Every student wants to earn an “A.”

Now, some students at Evanston Township High School can also earn an “AI.”

ETHS and Oakton College are about to offer what the schools call a “concurrent enrollment opportunity.” College level classes (three credits apiece) about artificial intelligence will be given at the high school.

Dale Leibforth, high school math department chair, says, “ETHS is the only school in the area getting this amazing opportunity. It’s cutting edge and we have it right here.”

Four different AI courses will be taught by Oakton instructors after school at ETHS, Foundational AI, AI Ethics, Prompt Engineering, and No Code Machine Learning.

Like AI or hate it, doubt it or trust it, artificial intelligence is here to stay, and likely to keep growing.

While the idea of computer-generated term papers can seem like just high-tech cheating, experts say artificial intelligence can also be positive in a lot of ways.

“AI is not magic stuff,” says Ragaa Abdallah, chair of Oakton’s Computer Information Systems Department that’s running the new program.

In fact, for the first three of the four course offerings, you don’t need to be a math or science genius.

This is a “no-coding” approach, which, according to Forbes.com, means tools are taught “that allow anyone to create AI applications without having to get their hands dirty writing technical code. AI can be useful to anyone in just about any job ….”

In fact, other than the for the final Oakton/ETHS class, there are no prerequisites. (The fourth one does require what Adbullah describes as “math maturity.”)

Besides ending up with 12 college credits, students who complete the four courses will also get an Oakton certificate in “Essential Applications of AI” which an Oakton brochure says will give students skills to “leverage AI tools and techniques for problem-solving, data-driven, decision making and ethical AI applications across diverse industries.”

In other words, it can help you get a job,and a pretty good job at that.

The Oakton informational brochure says that in 2023, “the median advertised salary of jobs requiring AI skills in northeastern Illinois was $59.02/hr.”

Plus, one of the key words in the Oakton description is “ethical.”

“Students should know how to use the skills, but do so ethically.” says James Rabchuck, Oakton’s Dean of STEM (science, technology, math and engineering).

“It’s not a thinking tool, but it does have an amazing capacity to synthesize knowledge,” he explains.

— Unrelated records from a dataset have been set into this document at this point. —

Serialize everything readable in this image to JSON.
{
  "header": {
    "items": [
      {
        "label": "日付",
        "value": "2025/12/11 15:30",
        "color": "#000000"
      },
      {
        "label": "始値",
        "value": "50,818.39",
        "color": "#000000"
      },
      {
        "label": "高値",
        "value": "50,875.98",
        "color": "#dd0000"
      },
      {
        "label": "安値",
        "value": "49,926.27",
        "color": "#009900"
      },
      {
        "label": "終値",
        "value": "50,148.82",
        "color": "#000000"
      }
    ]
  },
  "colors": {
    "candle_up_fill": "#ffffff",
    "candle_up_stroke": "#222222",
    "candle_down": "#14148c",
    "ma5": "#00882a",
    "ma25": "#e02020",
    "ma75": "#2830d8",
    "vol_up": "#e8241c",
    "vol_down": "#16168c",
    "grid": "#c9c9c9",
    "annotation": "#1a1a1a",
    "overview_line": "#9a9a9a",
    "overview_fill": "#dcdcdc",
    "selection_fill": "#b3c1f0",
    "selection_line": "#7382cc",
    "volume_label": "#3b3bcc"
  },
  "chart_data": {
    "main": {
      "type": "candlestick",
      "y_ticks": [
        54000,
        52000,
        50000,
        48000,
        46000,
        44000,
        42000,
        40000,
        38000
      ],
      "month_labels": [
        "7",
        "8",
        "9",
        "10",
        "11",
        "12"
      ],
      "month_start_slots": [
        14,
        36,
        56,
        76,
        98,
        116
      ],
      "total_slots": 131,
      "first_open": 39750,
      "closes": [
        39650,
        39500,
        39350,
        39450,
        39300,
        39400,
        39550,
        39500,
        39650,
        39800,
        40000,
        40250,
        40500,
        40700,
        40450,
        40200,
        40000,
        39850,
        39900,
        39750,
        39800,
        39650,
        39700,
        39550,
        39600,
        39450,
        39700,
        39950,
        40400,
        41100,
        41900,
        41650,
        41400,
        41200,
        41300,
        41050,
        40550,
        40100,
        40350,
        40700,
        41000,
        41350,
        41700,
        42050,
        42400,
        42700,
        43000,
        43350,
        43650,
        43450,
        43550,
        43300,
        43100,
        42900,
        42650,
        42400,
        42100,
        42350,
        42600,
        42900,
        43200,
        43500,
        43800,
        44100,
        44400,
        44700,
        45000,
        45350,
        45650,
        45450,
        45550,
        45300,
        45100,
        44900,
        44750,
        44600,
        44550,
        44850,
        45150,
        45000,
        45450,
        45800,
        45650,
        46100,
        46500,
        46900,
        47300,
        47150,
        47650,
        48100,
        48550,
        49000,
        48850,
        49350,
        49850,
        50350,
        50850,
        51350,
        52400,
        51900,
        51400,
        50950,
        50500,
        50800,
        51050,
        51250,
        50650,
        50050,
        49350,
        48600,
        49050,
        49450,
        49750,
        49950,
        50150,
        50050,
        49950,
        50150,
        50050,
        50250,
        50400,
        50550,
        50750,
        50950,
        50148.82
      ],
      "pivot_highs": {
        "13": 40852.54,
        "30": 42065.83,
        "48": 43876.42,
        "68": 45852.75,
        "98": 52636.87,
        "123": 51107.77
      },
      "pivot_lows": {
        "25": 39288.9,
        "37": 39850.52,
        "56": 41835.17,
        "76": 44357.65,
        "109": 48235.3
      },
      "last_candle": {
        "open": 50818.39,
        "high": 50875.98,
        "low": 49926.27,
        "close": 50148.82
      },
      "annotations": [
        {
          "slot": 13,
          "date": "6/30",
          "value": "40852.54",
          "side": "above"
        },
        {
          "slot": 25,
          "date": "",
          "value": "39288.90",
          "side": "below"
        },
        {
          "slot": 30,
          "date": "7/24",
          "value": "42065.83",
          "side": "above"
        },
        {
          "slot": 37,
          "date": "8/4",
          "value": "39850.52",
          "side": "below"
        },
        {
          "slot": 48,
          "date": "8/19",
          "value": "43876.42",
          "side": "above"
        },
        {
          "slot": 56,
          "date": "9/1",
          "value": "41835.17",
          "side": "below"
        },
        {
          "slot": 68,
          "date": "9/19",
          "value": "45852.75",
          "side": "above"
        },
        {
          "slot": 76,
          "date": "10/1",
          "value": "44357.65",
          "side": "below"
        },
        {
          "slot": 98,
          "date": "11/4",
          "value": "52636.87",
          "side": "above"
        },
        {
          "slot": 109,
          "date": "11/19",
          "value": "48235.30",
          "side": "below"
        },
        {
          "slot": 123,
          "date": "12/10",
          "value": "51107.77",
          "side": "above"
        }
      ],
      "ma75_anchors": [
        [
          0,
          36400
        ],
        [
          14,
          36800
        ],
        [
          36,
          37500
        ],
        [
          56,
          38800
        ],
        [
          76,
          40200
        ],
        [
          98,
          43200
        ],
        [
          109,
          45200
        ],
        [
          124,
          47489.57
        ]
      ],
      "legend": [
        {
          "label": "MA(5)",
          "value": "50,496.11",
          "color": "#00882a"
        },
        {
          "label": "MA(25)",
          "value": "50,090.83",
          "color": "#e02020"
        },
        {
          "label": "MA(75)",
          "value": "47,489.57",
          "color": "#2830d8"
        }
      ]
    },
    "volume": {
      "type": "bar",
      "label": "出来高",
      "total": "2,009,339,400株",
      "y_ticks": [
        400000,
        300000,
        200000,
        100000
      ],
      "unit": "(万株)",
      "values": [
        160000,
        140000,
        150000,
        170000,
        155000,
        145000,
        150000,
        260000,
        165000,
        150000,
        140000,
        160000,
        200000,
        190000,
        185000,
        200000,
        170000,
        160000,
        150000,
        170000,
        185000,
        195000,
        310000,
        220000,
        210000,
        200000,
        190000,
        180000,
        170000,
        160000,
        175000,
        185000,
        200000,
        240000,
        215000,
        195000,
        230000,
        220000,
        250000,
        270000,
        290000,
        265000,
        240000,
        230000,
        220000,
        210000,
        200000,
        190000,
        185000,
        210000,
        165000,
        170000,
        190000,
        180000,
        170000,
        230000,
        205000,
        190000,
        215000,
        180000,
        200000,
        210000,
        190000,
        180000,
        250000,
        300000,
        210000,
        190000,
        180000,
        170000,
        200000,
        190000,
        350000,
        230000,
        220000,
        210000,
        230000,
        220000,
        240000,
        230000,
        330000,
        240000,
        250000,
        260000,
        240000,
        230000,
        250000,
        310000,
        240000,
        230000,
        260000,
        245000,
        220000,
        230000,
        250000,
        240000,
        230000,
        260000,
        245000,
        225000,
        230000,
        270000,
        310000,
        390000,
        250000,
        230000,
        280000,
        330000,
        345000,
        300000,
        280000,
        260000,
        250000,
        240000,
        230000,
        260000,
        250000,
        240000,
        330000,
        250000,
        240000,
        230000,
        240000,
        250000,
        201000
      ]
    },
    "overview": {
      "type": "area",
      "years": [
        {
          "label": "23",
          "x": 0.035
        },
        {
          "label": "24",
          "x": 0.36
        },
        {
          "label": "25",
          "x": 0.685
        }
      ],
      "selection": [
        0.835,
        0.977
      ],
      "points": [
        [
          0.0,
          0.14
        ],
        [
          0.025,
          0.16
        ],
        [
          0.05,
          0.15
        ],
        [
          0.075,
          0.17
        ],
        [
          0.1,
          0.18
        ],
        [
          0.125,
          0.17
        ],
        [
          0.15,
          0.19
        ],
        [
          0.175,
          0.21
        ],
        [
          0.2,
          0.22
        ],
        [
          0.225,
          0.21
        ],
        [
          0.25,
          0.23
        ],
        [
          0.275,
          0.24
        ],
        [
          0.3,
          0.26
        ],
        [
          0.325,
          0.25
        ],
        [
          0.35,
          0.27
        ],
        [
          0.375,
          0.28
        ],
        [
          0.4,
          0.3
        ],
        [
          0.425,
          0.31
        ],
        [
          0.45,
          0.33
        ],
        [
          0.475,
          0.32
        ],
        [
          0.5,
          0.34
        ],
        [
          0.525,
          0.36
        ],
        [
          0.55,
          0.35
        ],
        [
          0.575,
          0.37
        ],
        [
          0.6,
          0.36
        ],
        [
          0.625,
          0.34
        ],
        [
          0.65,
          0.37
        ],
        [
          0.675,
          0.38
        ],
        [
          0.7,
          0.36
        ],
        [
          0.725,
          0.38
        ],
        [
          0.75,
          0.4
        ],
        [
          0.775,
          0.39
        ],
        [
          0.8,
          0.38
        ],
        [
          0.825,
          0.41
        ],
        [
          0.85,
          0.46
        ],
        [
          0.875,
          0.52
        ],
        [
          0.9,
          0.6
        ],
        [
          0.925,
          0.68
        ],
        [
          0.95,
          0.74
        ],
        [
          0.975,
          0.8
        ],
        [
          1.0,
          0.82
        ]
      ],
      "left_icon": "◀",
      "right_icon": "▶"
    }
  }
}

Abdallah says those using AI “should be careful to fact check. Generative AI,” she says, “is like a toddler. It can’t filter anything.” There’s no fact-checking when a toddler blurts something out, no matter how cute.

The first course will start later in March, then two over the summer, then the final one in the fall. The classes are all free, thanks to an approximately $300,000 state grant to Oakton.

The hope is to continue the program in the future.

There will be an informational session for ETHS students after school at 2:30 p.m. Tuesday, at the HUB in the high school building.

Leibforth says the course sequence “opens AI up to everyone. Some may already be heavy duty coders,” while others may not know coding at all.